Oflayarak telefonumu çıkarttım ve Soobin'e dersinin ne zaman biteceğini sorup eşyalarımı toparladım. Önüme gelen uzun tutamları geriye doğru ittim, çantamla gitarımı alarak ayaklandığımda birkaç saniyelik bakışları üstüme toplamıştım.
Hızlı adımlarla sınıftan çıktım, Soobin yarım saate çıkacağını yazdığı için onu kafeteryada bekleyebilirdim.
O günkü konuşmamızın ardından bir hafta geçmişti ve düşüncelerimin aksine kendimi Taehyun'dan uzak tutarken bulmuştum.
Taehyun'dan uzak durmak istemiyordum ama onu üzmekten de ölesiye korkuyordum. Sahip olduğu onca şeye rağmen aklı asla havalarda olmayan, nazik ve çok iyi biriydi. Ben ise geçmişinde takılı kalmış, hislerini bile tam anlamıyla adlandıramayan bir çocuktan farksızdım.
Bileğimdeki saati kontrol ederken kapıya yakın bir masaya yerleşip eşyalarımı üstüne yığdım.
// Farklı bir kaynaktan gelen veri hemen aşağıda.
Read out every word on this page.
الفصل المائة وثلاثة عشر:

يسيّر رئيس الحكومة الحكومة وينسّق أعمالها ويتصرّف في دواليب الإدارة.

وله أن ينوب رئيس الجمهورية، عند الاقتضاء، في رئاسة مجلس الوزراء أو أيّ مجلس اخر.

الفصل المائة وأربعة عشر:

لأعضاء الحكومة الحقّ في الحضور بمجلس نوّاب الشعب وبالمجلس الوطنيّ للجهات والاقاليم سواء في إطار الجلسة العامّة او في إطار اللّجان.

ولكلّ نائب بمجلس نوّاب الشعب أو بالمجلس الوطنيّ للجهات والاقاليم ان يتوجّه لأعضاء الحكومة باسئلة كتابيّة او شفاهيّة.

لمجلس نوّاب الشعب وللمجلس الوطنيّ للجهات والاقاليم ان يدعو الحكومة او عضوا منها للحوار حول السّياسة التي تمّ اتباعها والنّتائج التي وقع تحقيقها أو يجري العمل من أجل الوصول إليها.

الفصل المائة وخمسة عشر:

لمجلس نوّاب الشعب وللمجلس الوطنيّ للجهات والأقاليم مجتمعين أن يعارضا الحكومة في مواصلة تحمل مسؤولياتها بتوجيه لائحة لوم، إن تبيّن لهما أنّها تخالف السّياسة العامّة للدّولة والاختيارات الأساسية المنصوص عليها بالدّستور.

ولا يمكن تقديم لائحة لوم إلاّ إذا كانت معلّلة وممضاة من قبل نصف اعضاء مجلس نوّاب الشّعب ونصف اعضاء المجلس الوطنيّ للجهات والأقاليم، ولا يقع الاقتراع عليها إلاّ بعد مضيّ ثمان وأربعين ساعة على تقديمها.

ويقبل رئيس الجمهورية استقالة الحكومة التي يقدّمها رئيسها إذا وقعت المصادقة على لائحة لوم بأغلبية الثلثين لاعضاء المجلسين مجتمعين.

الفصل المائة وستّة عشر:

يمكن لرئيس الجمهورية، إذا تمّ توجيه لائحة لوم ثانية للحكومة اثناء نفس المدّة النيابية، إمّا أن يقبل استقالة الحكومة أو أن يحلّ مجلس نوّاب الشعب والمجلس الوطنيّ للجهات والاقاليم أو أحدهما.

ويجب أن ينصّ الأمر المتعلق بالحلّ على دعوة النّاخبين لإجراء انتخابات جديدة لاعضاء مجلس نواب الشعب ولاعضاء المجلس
Tırnağımla dudağımın üstündeki deriyi bilinçsizce koparırken bacağımı sallıyordum.
"Beomgyu."
Elim ve ayağım aynı anda durdu. Yeonjun'u görmek için kafamı hafifçe döndürmek yetmediği için ayağa kalktım.
Gözlerimiz buluştuğunda sadece iki saniyeliğine kaşına attırdığı çiziğe baktım. Ne istediğini sormak yerine kaşlarımı kaldırdım.
Derin bir nefes verip elini cebine attı, avucunun içindeki penayı görünce nefesim kesilir gibi hissetmiştim.
"O gün tuvalette düşürdün bunu."
Elinde tuttuğu pena, aslında bana onun tarafından hediye edilmişti. Siyah, üstünde turuncu kalp olan sade bir pena.
Kalbimdeki ritimsizlik kendini belli ederken gerginlikten oturup ağlamak istemiştim. Onu hala unutamadığımı düşünmesine neden olmuştum belki de.
Unutamamış olsam bile yirmisine yaklaşan Beomgyu'nun düşünceleri on altı yaşındaki Beomgyu'dan oldukça farklıydı.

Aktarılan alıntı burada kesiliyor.